Yousef had served more than a decade ago as an adviser to former Palestinian Prime Minister Ismail Haniyeh, a Hamas leader who was killed by Israel in Iran last year.
Regardless, legal experts say familial ties are not a criminal offence or grounds for deportation.
Hassan Ahmad, a Virginia-based lawyer representing Khan Suri, said the allegation about the Georgetown scholar’s father-in-law sets the case apart from the push to deport other pro-Palestine students.
“We’re talking not just about the First Amendment, freedom of speech. We’re talking about the constitutional freedom of association as well,” Ahmad said.
“And that’s something that distinguishes Dr Suri’s case, in that here they’re going after him based on not anything that he said or retweeted or forwarded or liked or spoke to anyone [about], but based only on his association. That’s not the America we want to be.”
Eden Heilman, the legal director for the American Civil Liberties Union (ACLU) of Virginia, which is helping to represent Khan Suri, also said deporting someone based on their personal connections is a “very scary premise”.
“If that’s what the government has done, which they are alleging they are doing with Dr Suri, we are in an unprecedented time in terms of our constitutional threats,” Heilman told reporters on Thursday.
Moreover, social media accounts that appear to belong to Khan Suri do not show any direct support for Hamas or hostility towards the Jewish people.
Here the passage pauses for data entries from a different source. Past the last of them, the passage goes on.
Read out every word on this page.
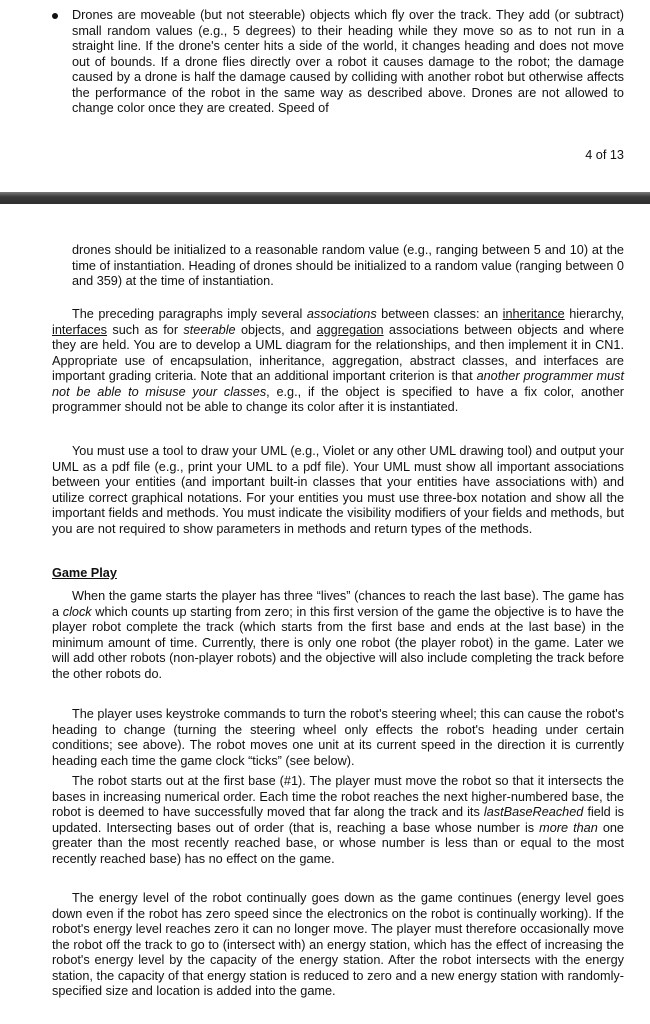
Drones are moveable (but not steerable) objects which fly over the track. They add (or subtract) small random values (e.g., 5 degrees) to their heading while they move so as to not run in a straight line. If the drone's center hits a side of the world, it changes heading and does not move out of bounds. If a drone flies directly over a robot it causes damage to the robot; the damage caused by a drone is half the damage caused by colliding with another robot but otherwise affects the performance of the robot in the same way as described above. Drones are not allowed to change color once they are created. Speed of

4 of 13

drones should be initialized to a reasonable random value (e.g., ranging between 5 and 10) at the time of instantiation. Heading of drones should be initialized to a random value (ranging between 0 and 359) at the time of instantiation.

The preceding paragraphs imply several associations between classes: an inheritance hierarchy, interfaces such as for steerable objects, and aggregation associations between objects and where they are held. You are to develop a UML diagram for the relationships, and then implement it in CN1. Appropriate use of encapsulation, inheritance, aggregation, abstract classes, and interfaces are important grading criteria. Note that an additional important criterion is that another programmer must not be able to misuse your classes, e.g., if the object is specified to have a fix color, another programmer should not be able to change its color after it is instantiated.

You must use a tool to draw your UML (e.g., Violet or any other UML drawing tool) and output your UML as a pdf file (e.g., print your UML to a pdf file). Your UML must show all important associations between your entities (and important built-in classes that your entities have associations with) and utilize correct graphical notations. For your entities you must use three-box notation and show all the important fields and methods. You must indicate the visibility modifiers of your fields and methods, but you are not required to show parameters in methods and return types of the methods.

Game Play

When the game starts the player has three “lives” (chances to reach the last base). The game has a clock which counts up starting from zero; in this first version of the game the objective is to have the player robot complete the track (which starts from the first base and ends at the last base) in the minimum amount of time. Currently, there is only one robot (the player robot) in the game. Later we will add other robots (non-player robots) and the objective will also include completing the track before the other robots do.

The player uses keystroke commands to turn the robot's steering wheel; this can cause the robot's heading to change (turning the steering wheel only effects the robot's heading under certain conditions; see above). The robot moves one unit at its current speed in the direction it is currently heading each time the game clock “ticks” (see below).

The robot starts out at the first base (#1). The player must move the robot so that it intersects the bases in increasing numerical order. Each time the robot reaches the next higher-numbered base, the robot is deemed to have successfully moved that far along the track and its lastBaseReached field is updated. Intersecting bases out of order (that is, reaching a base whose number is more than one greater than the most recently reached base, or whose number is less than or equal to the most recently reached base) has no effect on the game.

The energy level of the robot continually goes down as the game continues (energy level goes down even if the robot has zero speed since the electronics on the robot is continually working). If the robot's energy level reaches zero it can no longer move. The player must therefore occasionally move the robot off the track to go to (intersect with) an energy station, which has the effect of increasing the robot's energy level by the capacity of the energy station. After the robot intersects with the energy station, the capacity of that energy station is reduced to zero and a new energy station with randomly-specified size and location is added into the game.
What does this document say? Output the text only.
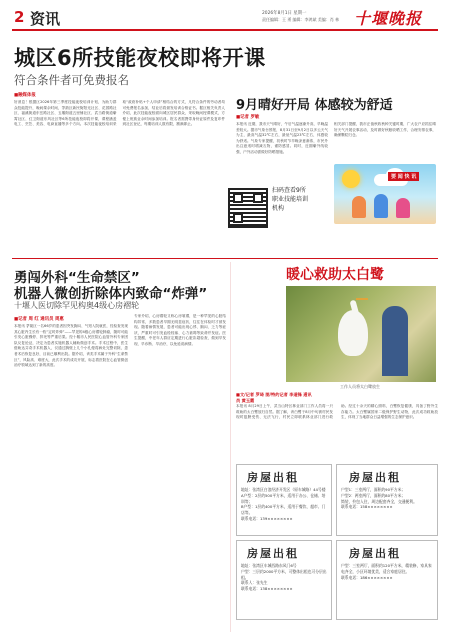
2 资讯	2026年8月1日 星期一
责任编辑：王 勇 编辑：李鸿斌 美编：肖 林 十堰晚报
城区6所技能夜校即将开课
符合条件者可免费报名
■融媒体报
好消息！根据区2026年第三季度技能夜校培训计划，为助力群众技能提升，晚间课余时间，茅箭区新民街阳光社区、花园路社区、福溪街道东岳路社区、五堰街道五里铺社区、武当路街道紫霄社区、红卫街道东风社区等6所技能夜校即将开课，课程涵盖电工、烹饪、美容、电商直播等多个方向。本次技能夜校培训采取“政府补贴+个人申请”相结合的方式，凡符合条件的劳动者均可免费报名参加，结业后将颁发培训合格证书。据区相关负责人介绍，此次技能夜校面向城区居民群众，采取晚间授课模式，方便上班族业余时间参加培训。报名者需携带身份证原件及复印件到社区登记，每期培训人数有限，额满即止。
扫码查看9所职业技能培训机构
9月晴好开局 体感较为舒适
■记者 罗敏
本报讯 近期，我市天气晴好，午后气温逐渐升高，早晚温差较大。据市气象台预报，8月31日至9月2日以多云天气为主，最高气温32℃左右，最低气温23℃左右，体感较为舒适。气象专家提醒，初秋时节早晚凉意渐浓，市民外出注意适时增减衣物，谨防感冒。同时，近期紫外线较强，户外活动需做好防晒措施。
相关部门提醒，我市正值秋收秋种关键时期，广大农户应抓住晴好天气开展农事活动，及时做好秋粮收晒工作，合理安排农事，确保颗粒归仓。
要 闻 快 讯
勇闯外科“生命禁区”
机器人微创折除体内致命“炸弹”
十堰人医切除罕见构奥4级心房褶轮
■记者 周 红 通讯员 周惠
本报讯 茅箭区一名66岁的患者因突发胸闷、气短入院就医，经检查发现其心脏内生长有一枚“定时炸弹”——罕见的4级心房褶轮肿瘤，随时可能引发心脏骤停、猝死等严重后果。经十堰市人民医院心血管外科专家团队反复论证，决定为患者实施机器人辅助微创手术。手术过程中，医生借助达芬奇手术机器人，仅通过胸壁上几个小孔便将病灶完整切除，患者术后恢复良好，目前已顺利出院。据介绍，该类手术属于外科“生命禁区”，风险高、难度大，此次手术的成功开展，标志着医院在心血管微创治疗领域达到了新的高度。
专家介绍，心房褶轮又称心房皱褶，是一种罕见的心脏结构异常，多数患者早期无明显症状，往往在体检时才被发现。随着病情发展，患者可能出现心悸、胸闷、乏力等症状，严重时可引发血栓栓塞、心力衰竭等致命并发症。医生提醒，中老年人群应定期进行心脏彩超检查，做到早发现、早诊断、早治疗，以免延误病情。
暖心救助太白鹭
工作人员将太白鹭放生
■文/记者 罗琦 图/特约记者 李道锋 通讯员 黄玉霞
本报讯 8月29日上午，武当山特区林业部门工作人员将一只救助的太白鹭放归自然。据了解，该白鹭于8月中旬被村民发现时翅膀受伤、无法飞行，村民立即联系林业部门进行救助。经过十余天的精心照料，白鹭恢复健康，具备了野外生存能力。太白鹭属国家二级保护野生动物，此次成功救助放生，体现了当地群众日益增强的生态保护意识。
房屋出租
地址：张湾区白浪经济开发区（原车城路）44号楼
A户型：2层约500平方米，适用于办公、仓储、培训等；
B户型：1层约400平方米，适用于餐饮、超市、门店等。
联系电话：139××××××××
房屋出租
地址：张湾区车城西路东风门6号
户型：三层约2000平方米，可整体出租也可分层出租。
联系人：张先生
联系电话：138××××××××
房屋出租
户型1：三室两厅，面积约90平方米；
户型2：两室两厅，面积约80平方米；
简装，拎包入住，周边配套齐全，交通便利。
联系电话：158××××××××
房屋出租
户型：三室两厅，面积约120平方米，精装修，家具家电齐全，小区环境优美，适合家庭居住。
联系电话：186××××××××
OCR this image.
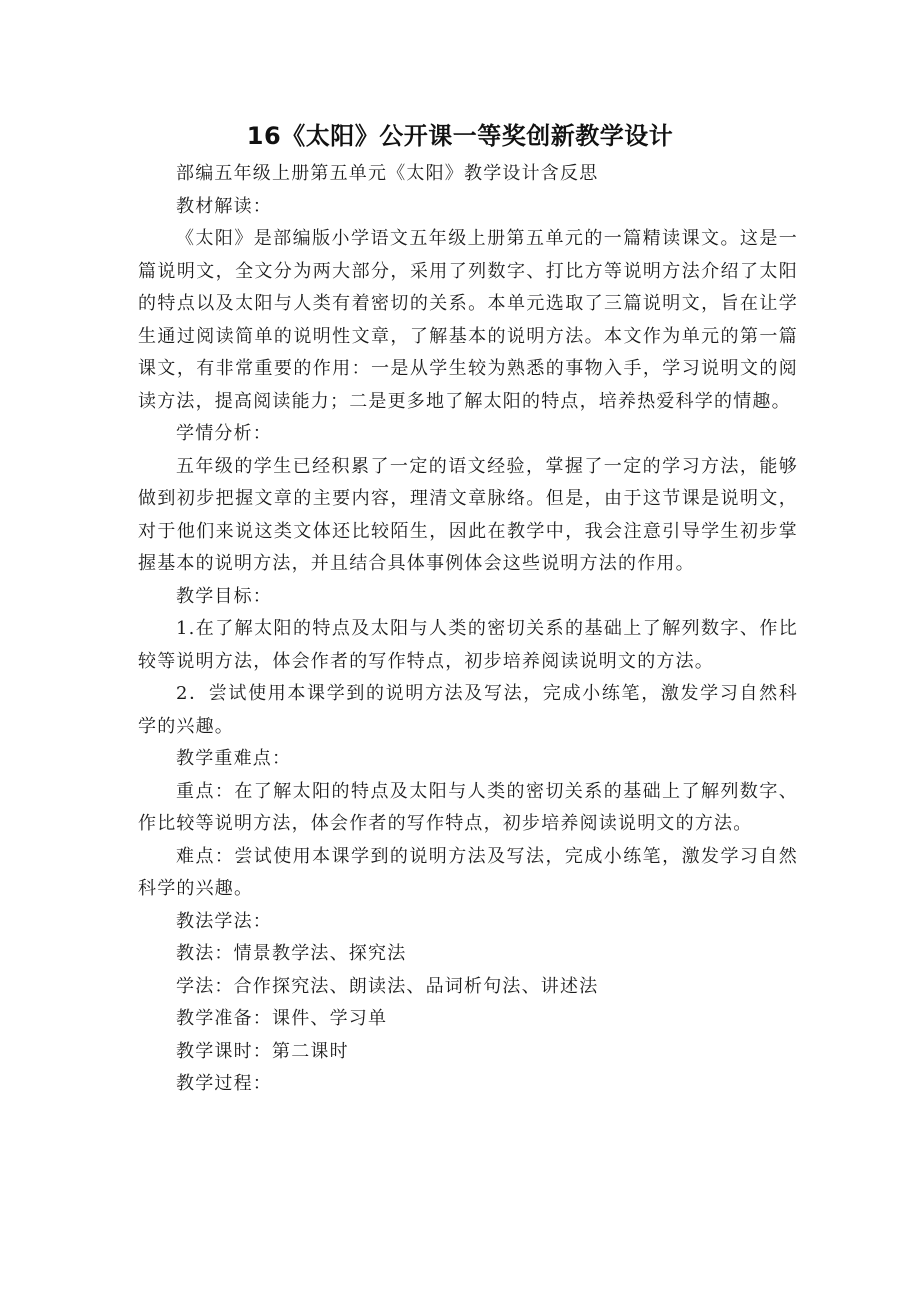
16《太阳》公开课一等奖创新教学设计

部编五年级上册第五单元《太阳》教学设计含反思

教材解读：

《太阳》是部编版小学语文五年级上册第五单元的一篇精读课文。这是一篇说明文，全文分为两大部分，采用了列数字、打比方等说明方法介绍了太阳的特点以及太阳与人类有着密切的关系。本单元选取了三篇说明文，旨在让学生通过阅读简单的说明性文章，了解基本的说明方法。本文作为单元的第一篇课文，有非常重要的作用：一是从学生较为熟悉的事物入手，学习说明文的阅读方法，提高阅读能力；二是更多地了解太阳的特点，培养热爱科学的情趣。

学情分析：

五年级的学生已经积累了一定的语文经验，掌握了一定的学习方法，能够做到初步把握文章的主要内容，理清文章脉络。但是，由于这节课是说明文，对于他们来说这类文体还比较陌生，因此在教学中，我会注意引导学生初步掌握基本的说明方法，并且结合具体事例体会这些说明方法的作用。

教学目标：

1.在了解太阳的特点及太阳与人类的密切关系的基础上了解列数字、作比较等说明方法，体会作者的写作特点，初步培养阅读说明文的方法。

2．尝试使用本课学到的说明方法及写法，完成小练笔，激发学习自然科学的兴趣。

教学重难点：

重点：在了解太阳的特点及太阳与人类的密切关系的基础上了解列数字、作比较等说明方法，体会作者的写作特点，初步培养阅读说明文的方法。

难点：尝试使用本课学到的说明方法及写法，完成小练笔，激发学习自然科学的兴趣。

教法学法：

教法：情景教学法、探究法

学法：合作探究法、朗读法、品词析句法、讲述法

教学准备：课件、学习单

教学课时：第二课时

教学过程：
Instead, the scholar has used his social media presence to decry Israeli atrocities in Gaza and highlight apparent war crimes against Palestinians.
“Israel is bombing hospitals in Gaza to turn the land inhabitable, in order to build the case for making Palestinians in Gaza think of migrating to the Sinai desert,” Khan Suri wrote in October 2023.
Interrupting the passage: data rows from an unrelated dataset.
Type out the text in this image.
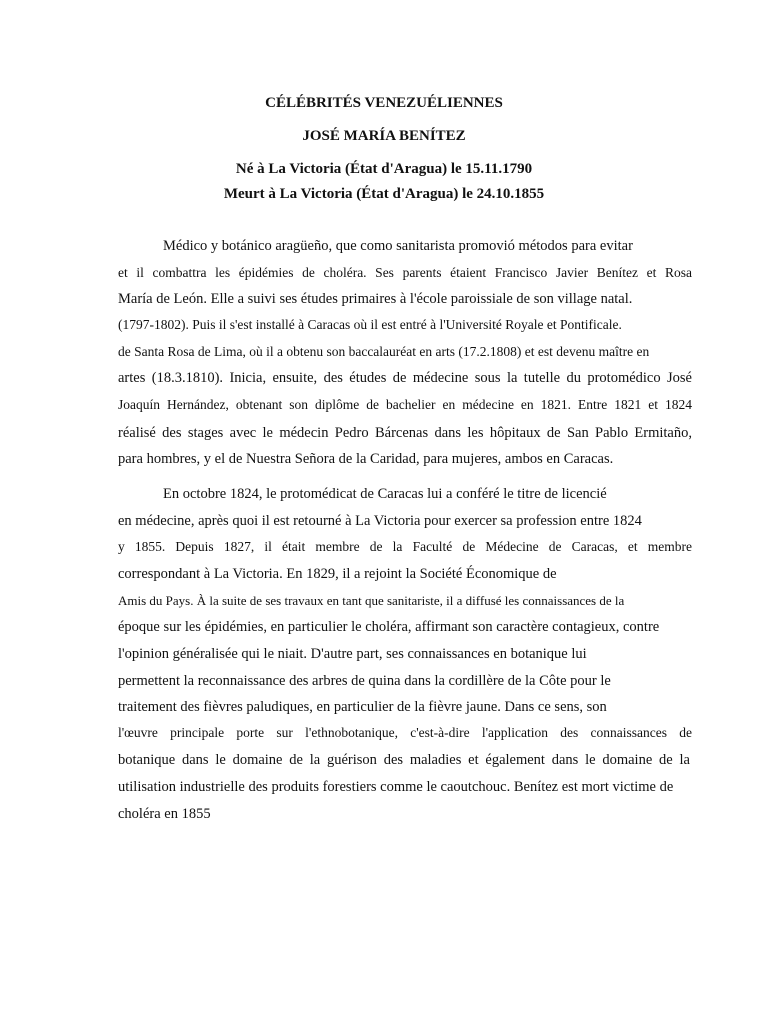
CÉLÉBRITÉS VENEZUÉLIENNES
JOSÉ MARÍA BENÍTEZ
Né à La Victoria (État d'Aragua) le 15.11.1790
Meurt à La Victoria (État d'Aragua) le 24.10.1855
Médico y botánico aragüeño, que como sanitarista promovió métodos para evitar
et il combattra les épidémies de choléra. Ses parents étaient Francisco Javier Benítez et Rosa
María de León. Elle a suivi ses études primaires à l'école paroissiale de son village natal.
(1797-1802). Puis il s'est installé à Caracas où il est entré à l'Université Royale et Pontificale.
de Santa Rosa de Lima, où il a obtenu son baccalauréat en arts (17.2.1808) et est devenu maître en
artes (18.3.1810). Inicia, ensuite, des études de médecine sous la tutelle du protomédico José
Joaquín Hernández, obtenant son diplôme de bachelier en médecine en 1821. Entre 1821 et 1824
réalisé des stages avec le médecin Pedro Bárcenas dans les hôpitaux de San Pablo Ermitaño,
para hombres, y el de Nuestra Señora de la Caridad, para mujeres, ambos en Caracas.
En octobre 1824, le protomédicat de Caracas lui a conféré le titre de licencié
en médecine, après quoi il est retourné à La Victoria pour exercer sa profession entre 1824
y 1855. Depuis 1827, il était membre de la Faculté de Médecine de Caracas, et membre
correspondant à La Victoria. En 1829, il a rejoint la Société Économique de
Amis du Pays. À la suite de ses travaux en tant que sanitariste, il a diffusé les connaissances de la
époque sur les épidémies, en particulier le choléra, affirmant son caractère contagieux, contre
l'opinion généralisée qui le niait. D'autre part, ses connaissances en botanique lui
permettent la reconnaissance des arbres de quina dans la cordillère de la Côte pour le
traitement des fièvres paludiques, en particulier de la fièvre jaune. Dans ce sens, son
l'œuvre principale porte sur l'ethnobotanique, c'est-à-dire l'application des connaissances de
botanique dans le domaine de la guérison des maladies et également dans le domaine de la
utilisation industrielle des produits forestiers comme le caoutchouc. Benítez est mort victime de
choléra en 1855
In recent months, Trump has called for the removal of all Palestinians from Gaza, a plan that rights advocates say amounts to ethnic cleansing.
A ‘Kafkaesque’ situation
Democratic Congressman Don Beyer, who represents a district in northern Virginia where Khan Suri lived, attended Thursday’s hearing to show support.
“I’ll be doing everything I can to help Dr Khan [Suri] and his family, and I encourage each one of us to do all that we can to tell these stories, to help educate the American people about what’s happening in this threat to our Constitution, to our rights,” Beyer said in a video message on Thursday.
“It is Kafkaesque that somebody can be kidnapped without reason, without acknowledgement, without logic, without charges and taken off to be locked in a prison in Texas, not knowing what happens next.”
Anita Martineau, a Northern Virginia resident, told Al Jazeera people should not be “kidnapped” for their speech. She attended a protest outside the hearing, holding a poster that read, “Bring Khan Suri back now.”
“It’s absolutely unconstitutional, and it needs to stop,” Martineau said. “American people and anyone in this country, whether they’re citizens or residents, they all need to stand up. We need to speak with one voice.”

Melissa Petisa, an activist with the group Alexandria for Palestinian Human Rights, also called for Khan Suri to be “released immediately”. She added that Trump is targeting students as a tactic to distract from the escalating carnage in Gaza.
“We’re here because we want to show solidarity with Dr Suri,” Petisa told Al Jazeera. “We’re also here because we’re showing solidarity with Palestine.”